Gilles Brien ne nie pas l'importance du réchauffement climatique, mais rappelle que le Québec connaît des inondations majeures depuis le tout début de la colonie (1608). Il serait donc normal que des inondations touchent des régions québécoises au printemps.
«Les inondations, c'est tout à fait naturel, dans un territoire [le Québec, ndlr] qui est trois fois grand comme la France. Il y a entre 4.000 et 5.000 rivières et cours d'eau au Québec. Depuis le temps de la Nouvelle-France, nous sommes habitués à voir ces cours d'eau geler et dégeler au printemps. À Montréal, la croix même du mont Royal a été installée parce qu'il y a eu des inondations dans la colonie. Maisonneuve [l'un des fondateurs de Montréal, ndlr] avait promis à Dieu qu'il allait planter une croix si les eaux se retiraient», a détaillé M. Brien.

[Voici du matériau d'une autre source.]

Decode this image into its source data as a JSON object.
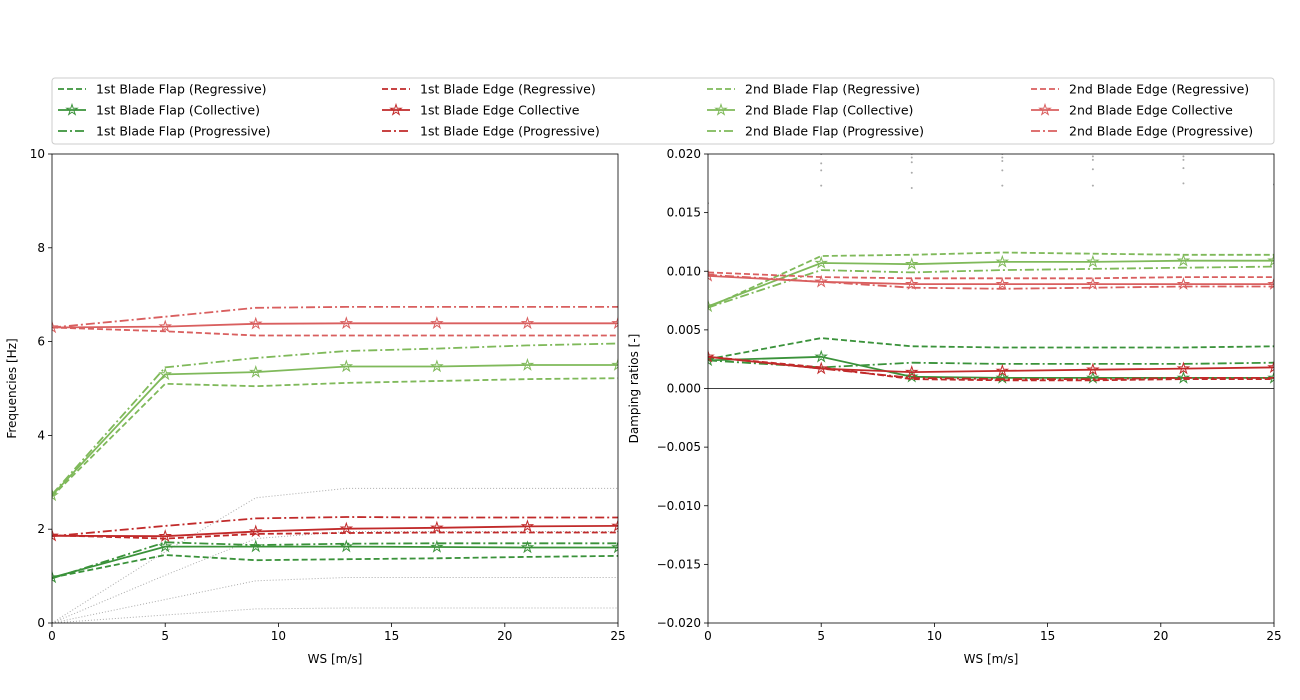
{
  "chart_data": [
    {
      "type": "line",
      "xlabel": "WS [m/s]",
      "ylabel": "Frequencies [Hz]",
      "xlim": [
        0,
        25
      ],
      "ylim": [
        0,
        10
      ],
      "x_ticks": [
        0,
        5,
        10,
        15,
        20,
        25
      ],
      "x_tick_labels": [
        "0",
        "5",
        "10",
        "15",
        "20",
        "25"
      ],
      "y_ticks": [
        0,
        2,
        4,
        6,
        8,
        10
      ],
      "y_tick_labels": [
        "0",
        "2",
        "4",
        "6",
        "8",
        "10"
      ],
      "grid": false,
      "x": [
        0,
        5,
        9,
        13,
        17,
        21,
        25
      ],
      "series": [
        {
          "name": "1st Blade Flap (Regressive)",
          "color": "#3a923a",
          "style": "dashed",
          "values": [
            0.97,
            1.45,
            1.34,
            1.36,
            1.38,
            1.41,
            1.43
          ]
        },
        {
          "name": "1st Blade Flap (Collective)",
          "color": "#3a923a",
          "style": "solid-star",
          "values": [
            0.97,
            1.63,
            1.63,
            1.63,
            1.62,
            1.61,
            1.61
          ]
        },
        {
          "name": "1st Blade Flap (Progressive)",
          "color": "#3a923a",
          "style": "dashdot",
          "values": [
            0.95,
            1.72,
            1.66,
            1.69,
            1.7,
            1.7,
            1.7
          ]
        },
        {
          "name": "1st Blade Edge (Regressive)",
          "color": "#c12a2a",
          "style": "dashed",
          "values": [
            1.87,
            1.8,
            1.9,
            1.92,
            1.93,
            1.93,
            1.93
          ]
        },
        {
          "name": "1st Blade Edge Collective",
          "color": "#c12a2a",
          "style": "solid-star",
          "values": [
            1.86,
            1.85,
            1.95,
            2.01,
            2.03,
            2.06,
            2.07
          ]
        },
        {
          "name": "1st Blade Edge (Progressive)",
          "color": "#c12a2a",
          "style": "dashdot",
          "values": [
            1.85,
            2.07,
            2.23,
            2.26,
            2.25,
            2.25,
            2.25
          ]
        },
        {
          "name": "2nd Blade Flap (Regressive)",
          "color": "#7fb95a",
          "style": "dashed",
          "values": [
            2.7,
            5.1,
            5.05,
            5.12,
            5.16,
            5.2,
            5.22
          ]
        },
        {
          "name": "2nd Blade Flap (Collective)",
          "color": "#7fb95a",
          "style": "solid-star",
          "values": [
            2.72,
            5.3,
            5.35,
            5.47,
            5.47,
            5.5,
            5.5
          ]
        },
        {
          "name": "2nd Blade Flap (Progressive)",
          "color": "#7fb95a",
          "style": "dashdot",
          "values": [
            2.74,
            5.45,
            5.65,
            5.8,
            5.85,
            5.92,
            5.96
          ]
        },
        {
          "name": "2nd Blade Edge (Regressive)",
          "color": "#d95f5f",
          "style": "dashed",
          "values": [
            6.3,
            6.22,
            6.13,
            6.13,
            6.13,
            6.13,
            6.13
          ]
        },
        {
          "name": "2nd Blade Edge Collective",
          "color": "#d95f5f",
          "style": "solid-star",
          "values": [
            6.3,
            6.32,
            6.38,
            6.39,
            6.39,
            6.39,
            6.39
          ]
        },
        {
          "name": "2nd Blade Edge (Progressive)",
          "color": "#d95f5f",
          "style": "dashdot",
          "values": [
            6.3,
            6.53,
            6.72,
            6.74,
            6.74,
            6.74,
            6.74
          ]
        }
      ],
      "background_lines": [
        {
          "values": [
            0.0,
            1.52,
            2.67,
            2.87,
            2.87,
            2.87,
            2.87
          ]
        },
        {
          "values": [
            0.0,
            1.02,
            1.8,
            1.95,
            1.95,
            1.95,
            1.95
          ]
        },
        {
          "values": [
            0.0,
            0.5,
            0.9,
            0.97,
            0.97,
            0.97,
            0.97
          ]
        },
        {
          "values": [
            0.0,
            0.17,
            0.3,
            0.32,
            0.32,
            0.32,
            0.32
          ]
        }
      ]
    },
    {
      "type": "line",
      "xlabel": "WS [m/s]",
      "ylabel": "Damping ratios [-]",
      "xlim": [
        0,
        25
      ],
      "ylim": [
        -0.02,
        0.02
      ],
      "x_ticks": [
        0,
        5,
        10,
        15,
        20,
        25
      ],
      "x_tick_labels": [
        "0",
        "5",
        "10",
        "15",
        "20",
        "25"
      ],
      "y_ticks": [
        -0.02,
        -0.015,
        -0.01,
        -0.005,
        0.0,
        0.005,
        0.01,
        0.015,
        0.02
      ],
      "y_tick_labels": [
        "−0.020",
        "−0.015",
        "−0.010",
        "−0.005",
        "0.000",
        "0.005",
        "0.010",
        "0.015",
        "0.020"
      ],
      "zero_line": true,
      "grid": false,
      "x": [
        0,
        5,
        9,
        13,
        17,
        21,
        25
      ],
      "series": [
        {
          "name": "1st Blade Flap (Regressive)",
          "color": "#3a923a",
          "style": "dashed",
          "values": [
            0.0025,
            0.0043,
            0.0036,
            0.0035,
            0.0035,
            0.0035,
            0.0036
          ]
        },
        {
          "name": "1st Blade Flap (Collective)",
          "color": "#3a923a",
          "style": "solid-star",
          "values": [
            0.0024,
            0.0027,
            0.001,
            0.0009,
            0.0009,
            0.0009,
            0.0009
          ]
        },
        {
          "name": "1st Blade Flap (Progressive)",
          "color": "#3a923a",
          "style": "dashdot",
          "values": [
            0.0024,
            0.0018,
            0.0022,
            0.0021,
            0.0021,
            0.0021,
            0.0022
          ]
        },
        {
          "name": "1st Blade Edge (Regressive)",
          "color": "#c12a2a",
          "style": "dashed",
          "values": [
            0.0027,
            0.0018,
            0.0008,
            0.0007,
            0.0007,
            0.0008,
            0.0008
          ]
        },
        {
          "name": "1st Blade Edge Collective",
          "color": "#c12a2a",
          "style": "solid-star",
          "values": [
            0.0027,
            0.0017,
            0.0014,
            0.0015,
            0.0016,
            0.0017,
            0.0018
          ]
        },
        {
          "name": "1st Blade Edge (Progressive)",
          "color": "#c12a2a",
          "style": "dashdot",
          "values": [
            0.0027,
            0.0017,
            0.0009,
            0.0008,
            0.0008,
            0.0009,
            0.0009
          ]
        },
        {
          "name": "2nd Blade Flap (Regressive)",
          "color": "#7fb95a",
          "style": "dashed",
          "values": [
            0.0069,
            0.0113,
            0.0114,
            0.0116,
            0.0115,
            0.0114,
            0.0114
          ]
        },
        {
          "name": "2nd Blade Flap (Collective)",
          "color": "#7fb95a",
          "style": "solid-star",
          "values": [
            0.007,
            0.0107,
            0.0106,
            0.0108,
            0.0108,
            0.0109,
            0.0109
          ]
        },
        {
          "name": "2nd Blade Flap (Progressive)",
          "color": "#7fb95a",
          "style": "dashdot",
          "values": [
            0.0069,
            0.0101,
            0.0099,
            0.0101,
            0.0102,
            0.0103,
            0.0104
          ]
        },
        {
          "name": "2nd Blade Edge (Regressive)",
          "color": "#d95f5f",
          "style": "dashed",
          "values": [
            0.0099,
            0.0095,
            0.0094,
            0.0094,
            0.0094,
            0.0095,
            0.0095
          ]
        },
        {
          "name": "2nd Blade Edge Collective",
          "color": "#d95f5f",
          "style": "solid-star",
          "values": [
            0.0096,
            0.0091,
            0.0089,
            0.0089,
            0.0089,
            0.0089,
            0.0089
          ]
        },
        {
          "name": "2nd Blade Edge (Progressive)",
          "color": "#d95f5f",
          "style": "dashdot",
          "values": [
            0.0097,
            0.0091,
            0.0086,
            0.0085,
            0.0086,
            0.0087,
            0.0087
          ]
        }
      ],
      "background_points": [
        {
          "x": 0,
          "y": [
            0.0158
          ]
        },
        {
          "x": 5,
          "y": [
            0.0173,
            0.0186,
            0.0192,
            0.02
          ]
        },
        {
          "x": 9,
          "y": [
            0.0171,
            0.0184,
            0.0193,
            0.0197,
            0.02
          ]
        },
        {
          "x": 13,
          "y": [
            0.0173,
            0.0186,
            0.0194,
            0.0197,
            0.02
          ]
        },
        {
          "x": 17,
          "y": [
            0.0173,
            0.0187,
            0.0195,
            0.0198
          ]
        },
        {
          "x": 21,
          "y": [
            0.0175,
            0.0188,
            0.0195,
            0.0198
          ]
        },
        {
          "x": 25,
          "y": [
            0.0174
          ]
        }
      ]
    }
  ],
  "legend": {
    "placement": "top",
    "columns": 4
  },
  "styles": {
    "background_line_color": "#aaaaaa",
    "axis_color": "#000000",
    "zero_line_color": "#000000"
  }
}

Le météorologue estime également que certains écologistes «essaient de trouver des coupables» qui n'existent pas toujours. Il déplore l'utilisation de la peur par une frange du mouvement, mais comprend qu'elle puisse être une stratégie de communication efficace.
«La peur est un grand moteur de motivation et le changement climatique est utilisé comme un drapeau pour n'importe quel phénomène. C'est normal de faire ça, car la population n'écoute pas. Les scientifiques le disent. Le président du GIEC [Hoesung Lee, du Groupe d'experts intergouvernemental sur l'évolution du climat, ndlr] a déjà dit que les gens n'écoutaient pas lorsqu'aucune catastrophe n'était annoncée», a aussi souligné M. Brien.
Malgré tout, le météorologue pense que des mesures plus sévères doivent être adoptées pour lutter contre les changements climatiques. Alors qu'il existe «des preuves du réchauffement climatique», les politiciens canadiens ne prendraient pas la mesure des enjeux, à commencer par Justin Trudeau, qui entretiendrait son image écologiste sans passer à l'action pour l'environnement.
«Nous avons des politiciens en place qui ont un double discours. On le voit avec Trudeau. Il s'est fait élire avec un programme environnemental et est ensuite allé acheter un pipeline [l'oléoduc Trans Mountain en Colombie-Britannique, ndlr]. Les sables bitumineux du Canada, c'est probablement 60% des gaz à effet de serre libérés au Canada. Le Canada a signé l'Accord de Paris, mais il ne pourra pas le respecter. […] Le Canada va se retirer de l'Accord de Paris comme il s'est déjà retiré de l'Accord de Kyoto […] Justin Trudeau a révélé qu'il n'avait aucune valeur écologique, c'est un écran de fumée», s'est désolé Gilles Brien.